My job is heavy on emails, mostly because I engage various internal and external colleagues, often spread across the country. My job is inherently juggling 10 balls in the air but working to decide what two balls to focus on so making priority decisions is something I do a lot. Much of my work is collaborative in nature, so working as part of a team is important. This does require a handful of meetings, but I try to find balance during my days between emails, calls, meetings, and ensuring I have enough time for creative and strategic thought. The best part of my job is the creative side -- stretching the boundaries of science communication to various demographic populations. We can't reach everyone when it comes to preparedness and the value of weather, water, and climate information, but that shouldn't mean we stop trying.

What do you like most about your job? What is the most challenging thing about your job?

I love the creative nature of my job, whether that be a social media campaign, or engaging potential new partners. No two days are a like, and everyday is a struggle against time, which makes time fly by. This inherently creates the most challenging aspect of my job--optimizing my time and learning how to say "no" when a new opportunity presents itself. The reality is that you must pay attention to your workload all the time and set boundaries between your professional and personal responsibilities.

Does your job allow for a good work/life balance? If not, why?

The job itself is excellent in providing good work/life balance. However, it is one thing that your job allows for balance, but it is another thing for people to actually stay disciplined to ensure there is balance. It is easy to focus too much on work and put your personal relationships and personal health to the side. The key is to be productive with your time and focused on what is in front of you, whether on that work deadline or as is my case, making sure play time with the kids doesn't involve emails on the side.

Over the course of your career what is the most exciting thing that has happened to you?

I have a lot of great memories over the past 18 years, moments in time that I have to really pinch myself. I have participated in meetings located in the White House Situation Room, briefed the Secretary of Commerce, and written speeches for NOAA Administrators. However, I really see the most exciting thing in my career has been how Weather-Ready Nation has grown across the NWS, NOAA, the Weather Enterprise, and to so many communities across the country. Only working together can resilience against extreme weather, water, and climate events happen, and WRN has been a galvanizing force that I think will exist for many years to come.

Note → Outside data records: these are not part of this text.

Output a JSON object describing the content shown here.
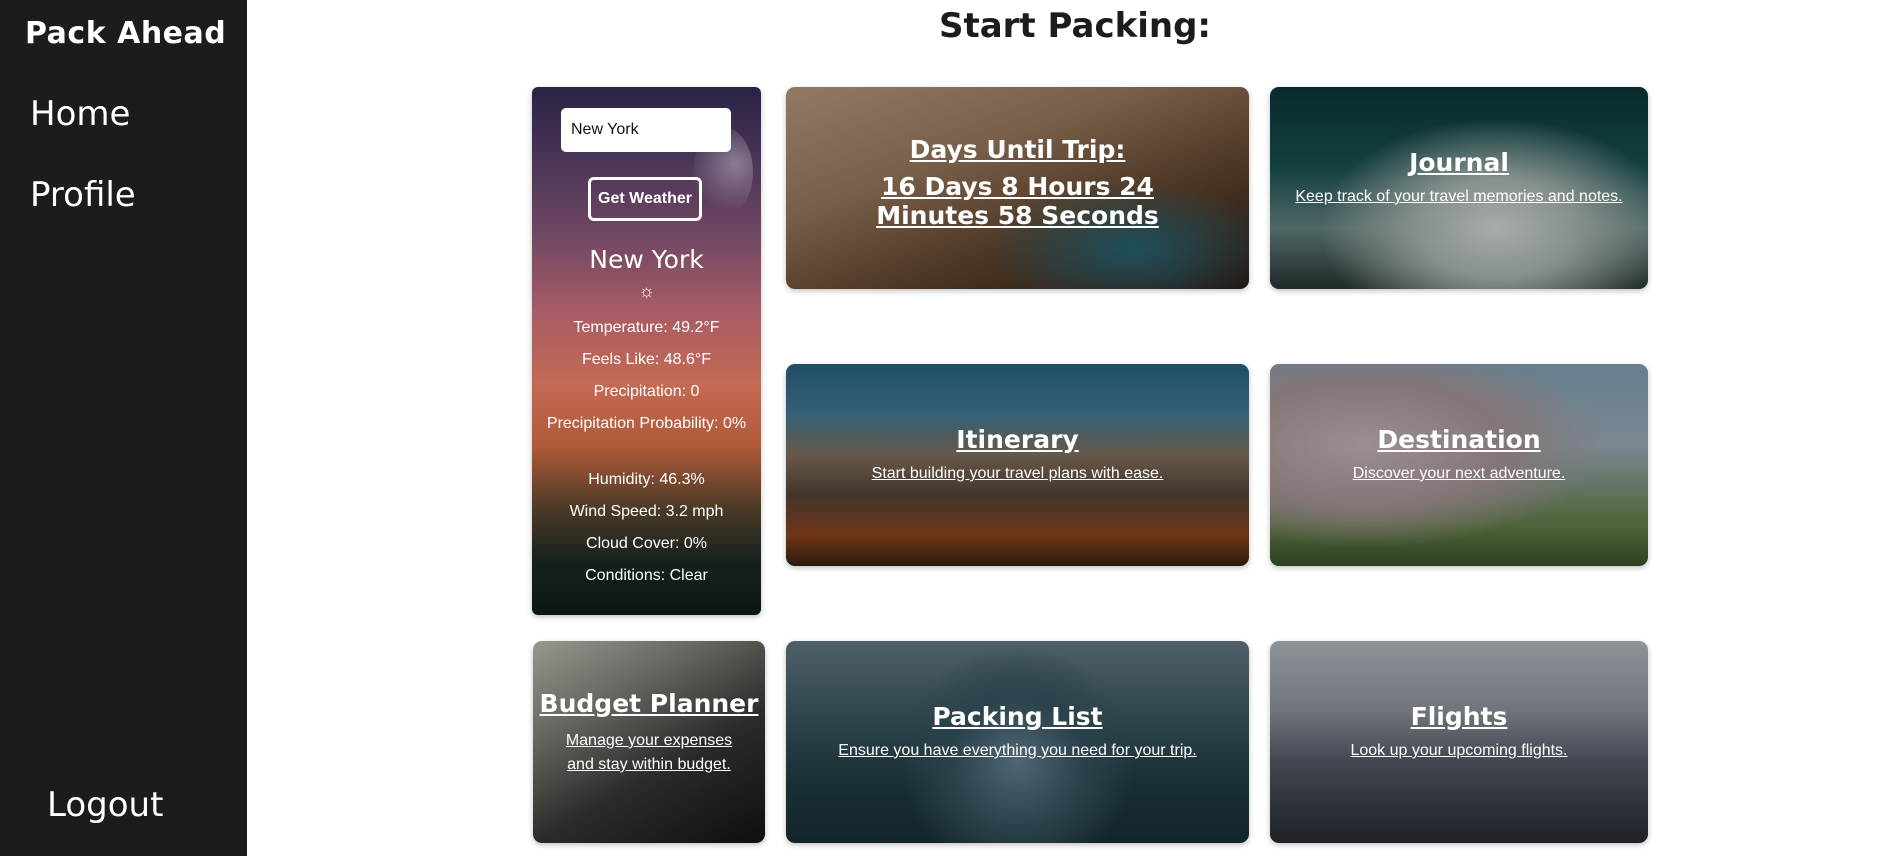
{
  "sidebar": {
    "brand": "Pack Ahead",
    "nav": {
      "home": "Home",
      "profile": "Profile",
      "logout": "Logout"
    }
  },
  "page": {
    "title": "Start Packing:"
  },
  "weather": {
    "input_value": "New York",
    "button_label": "Get Weather",
    "city": "New York",
    "icon": "sun-icon",
    "icon_glyph": "☼",
    "temperature": "Temperature: 49.2°F",
    "feels_like": "Feels Like: 48.6°F",
    "precipitation": "Precipitation: 0",
    "precip_probability": "Precipitation Probability: 0%",
    "humidity": "Humidity: 46.3%",
    "wind_speed": "Wind Speed: 3.2 mph",
    "cloud_cover": "Cloud Cover: 0%",
    "conditions": "Conditions: Clear"
  },
  "cards": {
    "days": {
      "title": "Days Until Trip:",
      "countdown": "16 Days 8 Hours 24 Minutes 58 Seconds"
    },
    "journal": {
      "title": "Journal",
      "desc": "Keep track of your travel memories and notes."
    },
    "itinerary": {
      "title": "Itinerary",
      "desc": "Start building your travel plans with ease."
    },
    "destination": {
      "title": "Destination",
      "desc": "Discover your next adventure."
    },
    "budget": {
      "title": "Budget Planner",
      "desc": "Manage your expenses and stay within budget."
    },
    "packing": {
      "title": "Packing List",
      "desc": "Ensure you have everything you need for your trip."
    },
    "flights": {
      "title": "Flights",
      "desc": "Look up your upcoming flights."
    }
  }
}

Is there anything you wish you had done differently in your career?

I wouldn't call it a regret but if I could paint an idealized career path knowing what I know now, I would have gotten into the field of science communication earlier both in my formal education and my professional career. The world doesn't need more traditional meteorologists, but rather, needs meteorologists who also have expertise in other disciplines to more effectively connect weather impacts to society. The wonderful thing about the weather is that it impacts everyone and everything, so career options are truly limitless.

What are some “must haves’’ on a resume if a person wants to gain employment in your field?

I think the only "must haves" are (1) strong critical thinking skills and (2) strong writing/speaking skills. If you focus on those two skill sets, you will be employable for your entire career no matter what the actual job entails. I think the trap that students fall into is focusing solely on their technical scientific skills, which can be important and essential for some job positions, but don't pay enough attention to these intangible skills.